L’initiative annoncée par Johnson a en effet pour but de lutter contre la censure, par le système universitaire, de la pensée, qui n’est pas nécessairement alignée sur les principes – théoriquement inclusifs et tolérants – de ce qu’on appelle la gauche liberal. En Italie, sur un plan en apparence différent et sur le versant europhile, Mario Draghi appelle Paola Ansuini à la direction de la communication du Palais Chigi, promettant de réduire drastiquement l’usage immodéré des annonces sur Twitter et Facebook auxquelles nous avaient habitués, entre autres, Rocco Casalino (1) et Matteo Renzi.
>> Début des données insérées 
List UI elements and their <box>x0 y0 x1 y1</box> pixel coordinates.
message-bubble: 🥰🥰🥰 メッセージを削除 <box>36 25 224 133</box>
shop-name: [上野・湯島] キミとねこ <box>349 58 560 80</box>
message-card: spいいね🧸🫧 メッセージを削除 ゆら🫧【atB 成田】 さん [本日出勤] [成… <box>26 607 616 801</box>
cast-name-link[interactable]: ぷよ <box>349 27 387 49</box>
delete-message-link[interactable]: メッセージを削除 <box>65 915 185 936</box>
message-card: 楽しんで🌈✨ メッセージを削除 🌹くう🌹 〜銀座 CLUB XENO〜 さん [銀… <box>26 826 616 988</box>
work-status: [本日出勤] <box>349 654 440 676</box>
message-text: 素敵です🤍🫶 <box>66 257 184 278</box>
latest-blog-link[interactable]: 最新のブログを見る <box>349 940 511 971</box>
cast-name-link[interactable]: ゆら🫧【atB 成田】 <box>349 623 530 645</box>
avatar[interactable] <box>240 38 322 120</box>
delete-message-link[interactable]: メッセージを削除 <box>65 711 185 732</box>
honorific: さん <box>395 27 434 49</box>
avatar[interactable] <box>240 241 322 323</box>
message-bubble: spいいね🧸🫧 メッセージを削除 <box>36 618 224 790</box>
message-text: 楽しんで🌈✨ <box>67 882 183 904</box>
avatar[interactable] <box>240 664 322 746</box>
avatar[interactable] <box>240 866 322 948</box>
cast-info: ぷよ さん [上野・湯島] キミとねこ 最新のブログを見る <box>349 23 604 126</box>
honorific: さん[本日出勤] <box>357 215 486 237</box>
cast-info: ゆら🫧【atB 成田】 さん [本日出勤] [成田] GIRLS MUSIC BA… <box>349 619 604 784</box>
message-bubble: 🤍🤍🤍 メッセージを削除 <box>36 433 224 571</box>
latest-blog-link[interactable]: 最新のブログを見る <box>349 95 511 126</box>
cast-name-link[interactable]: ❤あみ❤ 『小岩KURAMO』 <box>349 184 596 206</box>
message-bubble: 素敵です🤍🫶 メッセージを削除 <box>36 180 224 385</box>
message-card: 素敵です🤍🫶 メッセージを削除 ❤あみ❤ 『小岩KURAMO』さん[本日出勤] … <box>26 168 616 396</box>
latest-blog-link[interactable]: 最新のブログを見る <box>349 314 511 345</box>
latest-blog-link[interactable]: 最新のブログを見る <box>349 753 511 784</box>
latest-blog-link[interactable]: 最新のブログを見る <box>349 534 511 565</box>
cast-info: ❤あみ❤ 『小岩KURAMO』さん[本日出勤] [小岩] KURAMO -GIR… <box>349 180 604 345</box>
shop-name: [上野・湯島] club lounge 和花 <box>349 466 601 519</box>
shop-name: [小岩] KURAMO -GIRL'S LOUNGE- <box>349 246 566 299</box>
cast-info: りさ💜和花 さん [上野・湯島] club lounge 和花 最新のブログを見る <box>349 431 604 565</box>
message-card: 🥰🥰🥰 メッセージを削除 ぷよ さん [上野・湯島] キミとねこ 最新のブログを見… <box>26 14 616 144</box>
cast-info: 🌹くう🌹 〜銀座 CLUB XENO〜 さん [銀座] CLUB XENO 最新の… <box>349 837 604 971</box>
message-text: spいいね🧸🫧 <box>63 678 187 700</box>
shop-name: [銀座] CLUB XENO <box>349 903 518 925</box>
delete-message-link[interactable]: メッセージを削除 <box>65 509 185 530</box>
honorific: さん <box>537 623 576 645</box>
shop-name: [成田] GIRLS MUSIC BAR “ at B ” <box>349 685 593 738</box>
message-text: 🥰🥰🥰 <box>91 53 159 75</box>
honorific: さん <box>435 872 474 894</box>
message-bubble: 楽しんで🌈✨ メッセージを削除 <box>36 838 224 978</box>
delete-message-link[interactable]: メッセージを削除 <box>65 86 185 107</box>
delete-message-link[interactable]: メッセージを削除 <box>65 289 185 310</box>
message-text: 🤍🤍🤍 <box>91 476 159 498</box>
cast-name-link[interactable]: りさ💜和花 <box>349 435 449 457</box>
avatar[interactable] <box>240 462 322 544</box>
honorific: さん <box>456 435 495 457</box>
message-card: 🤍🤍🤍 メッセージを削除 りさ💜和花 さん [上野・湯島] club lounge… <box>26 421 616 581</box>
Pour Draghi, la ligne à suivre semble maintenant être : nous communiquons, s’il y a quelque chose à dire.

Ce sont là deux propositions qui proviennent de deux versants politiques opposés sur la question de l’Europe, mais toutes deux semblent présager un tournant culturel dans le rapport mouvementé que le langage entretient avec la politique, du moins dans des années où les médias sociaux, et la communication qu’ils favorisent semblent avoir perdu tout contact salutaire avec la réalité.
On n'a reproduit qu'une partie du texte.